Orateur
Alex Chin
(University of Cambridge)
Description
The interactions between the environment and excitons generated by light harvesting in photosynthetic pigment-protein complexes (PPC) is a key part of the remarkable, often close to 100%, quantum efficiency of solar energy transduction in natural photosynthesis. The environmental fluctuations spectra in PPCs are known to be have significant frequency structure, including strong contributions from vibrational modes with frequencies comparable to the energy differences between excitonic excited states in PPCs. In this talk, the novel non-equilibirum dynamics induced in these resonant modes by the excitation of excitons will be shown to exert a non-trivial back action on the exciton dynamics which acts to generate or regenerate electronic coherences.
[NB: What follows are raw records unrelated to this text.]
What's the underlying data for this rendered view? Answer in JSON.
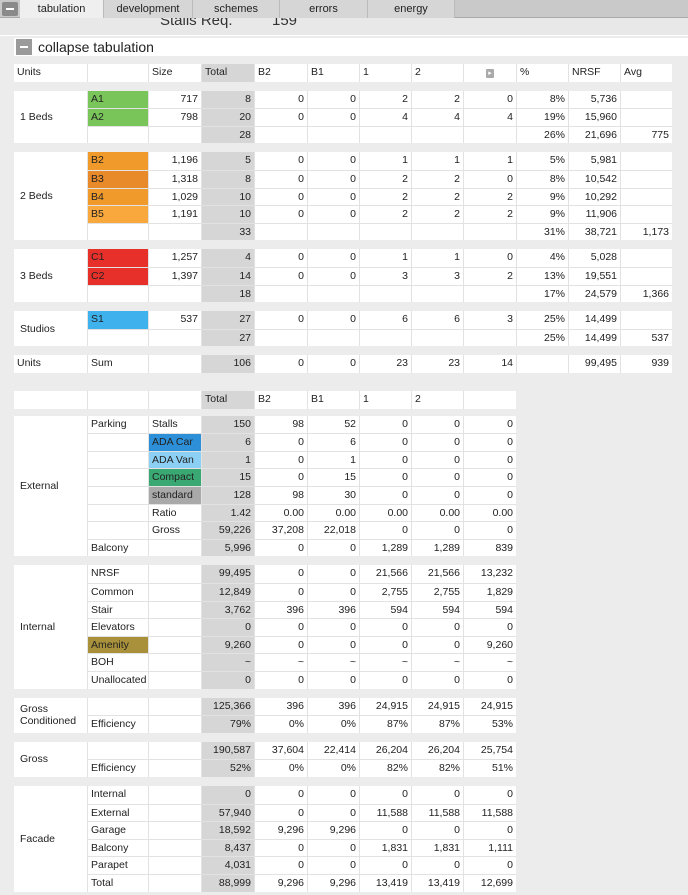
{
  "tabs": [
    "tabulation",
    "development",
    "schemes",
    "errors",
    "energy"
  ],
  "stalls_peek": {
    "label": "Stalls Req.",
    "value": "159"
  },
  "section_title": "collapse tabulation",
  "unit_header": [
    "Units",
    "",
    "Size",
    "Total",
    "B2",
    "B1",
    "1",
    "2",
    "",
    "%",
    "NRSF",
    "Avg"
  ],
  "unit_groups": [
    {
      "label": "1 Beds",
      "rows": [
        {
          "type": "A1",
          "color": "#7ac55a",
          "size": "717",
          "total": "8",
          "b2": "0",
          "b1": "0",
          "f1": "2",
          "f2": "2",
          "f3": "0",
          "pct": "8%",
          "nrsf": "5,736",
          "avg": ""
        },
        {
          "type": "A2",
          "color": "#7ac55a",
          "size": "798",
          "total": "20",
          "b2": "0",
          "b1": "0",
          "f1": "4",
          "f2": "4",
          "f3": "4",
          "pct": "19%",
          "nrsf": "15,960",
          "avg": ""
        },
        {
          "type": "",
          "color": "",
          "size": "",
          "total": "28",
          "b2": "",
          "b1": "",
          "f1": "",
          "f2": "",
          "f3": "",
          "pct": "26%",
          "nrsf": "21,696",
          "avg": "775"
        }
      ]
    },
    {
      "label": "2 Beds",
      "rows": [
        {
          "type": "B2",
          "color": "#f19a2c",
          "size": "1,196",
          "total": "5",
          "b2": "0",
          "b1": "0",
          "f1": "1",
          "f2": "1",
          "f3": "1",
          "pct": "5%",
          "nrsf": "5,981",
          "avg": ""
        },
        {
          "type": "B3",
          "color": "#e88a2a",
          "size": "1,318",
          "total": "8",
          "b2": "0",
          "b1": "0",
          "f1": "2",
          "f2": "2",
          "f3": "0",
          "pct": "8%",
          "nrsf": "10,542",
          "avg": ""
        },
        {
          "type": "B4",
          "color": "#f19a2c",
          "size": "1,029",
          "total": "10",
          "b2": "0",
          "b1": "0",
          "f1": "2",
          "f2": "2",
          "f3": "2",
          "pct": "9%",
          "nrsf": "10,292",
          "avg": ""
        },
        {
          "type": "B5",
          "color": "#f8a83c",
          "size": "1,191",
          "total": "10",
          "b2": "0",
          "b1": "0",
          "f1": "2",
          "f2": "2",
          "f3": "2",
          "pct": "9%",
          "nrsf": "11,906",
          "avg": ""
        },
        {
          "type": "",
          "color": "",
          "size": "",
          "total": "33",
          "b2": "",
          "b1": "",
          "f1": "",
          "f2": "",
          "f3": "",
          "pct": "31%",
          "nrsf": "38,721",
          "avg": "1,173"
        }
      ]
    },
    {
      "label": "3 Beds",
      "rows": [
        {
          "type": "C1",
          "color": "#e8302a",
          "size": "1,257",
          "total": "4",
          "b2": "0",
          "b1": "0",
          "f1": "1",
          "f2": "1",
          "f3": "0",
          "pct": "4%",
          "nrsf": "5,028",
          "avg": ""
        },
        {
          "type": "C2",
          "color": "#e8302a",
          "size": "1,397",
          "total": "14",
          "b2": "0",
          "b1": "0",
          "f1": "3",
          "f2": "3",
          "f3": "2",
          "pct": "13%",
          "nrsf": "19,551",
          "avg": ""
        },
        {
          "type": "",
          "color": "",
          "size": "",
          "total": "18",
          "b2": "",
          "b1": "",
          "f1": "",
          "f2": "",
          "f3": "",
          "pct": "17%",
          "nrsf": "24,579",
          "avg": "1,366"
        }
      ]
    },
    {
      "label": "Studios",
      "rows": [
        {
          "type": "S1",
          "color": "#3fb2ee",
          "size": "537",
          "total": "27",
          "b2": "0",
          "b1": "0",
          "f1": "6",
          "f2": "6",
          "f3": "3",
          "pct": "25%",
          "nrsf": "14,499",
          "avg": ""
        },
        {
          "type": "",
          "color": "",
          "size": "",
          "total": "27",
          "b2": "",
          "b1": "",
          "f1": "",
          "f2": "",
          "f3": "",
          "pct": "25%",
          "nrsf": "14,499",
          "avg": "537"
        }
      ]
    }
  ],
  "units_sum": {
    "label": "Units",
    "sub": "Sum",
    "total": "106",
    "b2": "0",
    "b1": "0",
    "f1": "23",
    "f2": "23",
    "f3": "14",
    "nrsf": "99,495",
    "avg": "939"
  },
  "area_header": [
    "",
    "",
    "",
    "Total",
    "B2",
    "B1",
    "1",
    "2",
    ""
  ],
  "area_groups": [
    {
      "label": "External",
      "rows": [
        {
          "cat": "Parking",
          "sub": "Stalls",
          "color": "",
          "vals": [
            "150",
            "98",
            "52",
            "0",
            "0",
            "0"
          ]
        },
        {
          "cat": "",
          "sub": "ADA Car",
          "color": "#2c8fd8",
          "vals": [
            "6",
            "0",
            "6",
            "0",
            "0",
            "0"
          ]
        },
        {
          "cat": "",
          "sub": "ADA Van",
          "color": "#8dd0f5",
          "vals": [
            "1",
            "0",
            "1",
            "0",
            "0",
            "0"
          ]
        },
        {
          "cat": "",
          "sub": "Compact",
          "color": "#3aa873",
          "vals": [
            "15",
            "0",
            "15",
            "0",
            "0",
            "0"
          ]
        },
        {
          "cat": "",
          "sub": "standard",
          "color": "#a9a9a9",
          "vals": [
            "128",
            "98",
            "30",
            "0",
            "0",
            "0"
          ]
        },
        {
          "cat": "",
          "sub": "Ratio",
          "color": "",
          "vals": [
            "1.42",
            "0.00",
            "0.00",
            "0.00",
            "0.00",
            "0.00"
          ]
        },
        {
          "cat": "",
          "sub": "Gross",
          "color": "",
          "vals": [
            "59,226",
            "37,208",
            "22,018",
            "0",
            "0",
            "0"
          ]
        },
        {
          "cat": "Balcony",
          "sub": "",
          "color": "",
          "vals": [
            "5,996",
            "0",
            "0",
            "1,289",
            "1,289",
            "839"
          ]
        }
      ]
    },
    {
      "label": "Internal",
      "rows": [
        {
          "cat": "NRSF",
          "sub": "",
          "color": "",
          "vals": [
            "99,495",
            "0",
            "0",
            "21,566",
            "21,566",
            "13,232"
          ]
        },
        {
          "cat": "Common",
          "sub": "",
          "color": "",
          "vals": [
            "12,849",
            "0",
            "0",
            "2,755",
            "2,755",
            "1,829"
          ]
        },
        {
          "cat": "Stair",
          "sub": "",
          "color": "",
          "vals": [
            "3,762",
            "396",
            "396",
            "594",
            "594",
            "594"
          ]
        },
        {
          "cat": "Elevators",
          "sub": "",
          "color": "",
          "vals": [
            "0",
            "0",
            "0",
            "0",
            "0",
            "0"
          ]
        },
        {
          "cat": "Amenity",
          "sub": "",
          "color": "#a8913a",
          "vals": [
            "9,260",
            "0",
            "0",
            "0",
            "0",
            "9,260"
          ]
        },
        {
          "cat": "BOH",
          "sub": "",
          "color": "",
          "vals": [
            "~",
            "~",
            "~",
            "~",
            "~",
            "~"
          ]
        },
        {
          "cat": "Unallocated",
          "sub": "",
          "color": "",
          "vals": [
            "0",
            "0",
            "0",
            "0",
            "0",
            "0"
          ]
        }
      ]
    },
    {
      "label": "Gross Conditioned",
      "rows": [
        {
          "cat": "",
          "sub": "",
          "color": "",
          "vals": [
            "125,366",
            "396",
            "396",
            "24,915",
            "24,915",
            "24,915"
          ]
        },
        {
          "cat": "Efficiency",
          "sub": "",
          "color": "",
          "vals": [
            "79%",
            "0%",
            "0%",
            "87%",
            "87%",
            "53%"
          ]
        }
      ]
    },
    {
      "label": "Gross",
      "rows": [
        {
          "cat": "",
          "sub": "",
          "color": "",
          "vals": [
            "190,587",
            "37,604",
            "22,414",
            "26,204",
            "26,204",
            "25,754"
          ]
        },
        {
          "cat": "Efficiency",
          "sub": "",
          "color": "",
          "vals": [
            "52%",
            "0%",
            "0%",
            "82%",
            "82%",
            "51%"
          ]
        }
      ]
    },
    {
      "label": "Facade",
      "rows": [
        {
          "cat": "Internal",
          "sub": "",
          "color": "",
          "vals": [
            "0",
            "0",
            "0",
            "0",
            "0",
            "0"
          ]
        },
        {
          "cat": "External",
          "sub": "",
          "color": "",
          "vals": [
            "57,940",
            "0",
            "0",
            "11,588",
            "11,588",
            "11,588"
          ]
        },
        {
          "cat": "Garage",
          "sub": "",
          "color": "",
          "vals": [
            "18,592",
            "9,296",
            "9,296",
            "0",
            "0",
            "0"
          ]
        },
        {
          "cat": "Balcony",
          "sub": "",
          "color": "",
          "vals": [
            "8,437",
            "0",
            "0",
            "1,831",
            "1,831",
            "1,111"
          ]
        },
        {
          "cat": "Parapet",
          "sub": "",
          "color": "",
          "vals": [
            "4,031",
            "0",
            "0",
            "0",
            "0",
            "0"
          ]
        },
        {
          "cat": "Total",
          "sub": "",
          "color": "",
          "vals": [
            "88,999",
            "9,296",
            "9,296",
            "13,419",
            "13,419",
            "12,699"
          ]
        }
      ]
    }
  ]
}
Importantly, it will be shown how these back actions support picosecond electronic coherences during energy transport and that these coherences may also appear spontaneously from incoherent initial conditions. This suggests that recent proposals for a quantum mechanical role in efficient, natural light harvesting may indeed be valid. This talk will introduce the basic experimental results supporting these ideas and the theoretical many-body methods which enable highly non-Markovian and correlated open quantum systems to be simulated. A more conceptual discussion of systems - as exemplified by PPCs - where the quantum sub-system and environment are not easily separated into distinct entities will also be presented.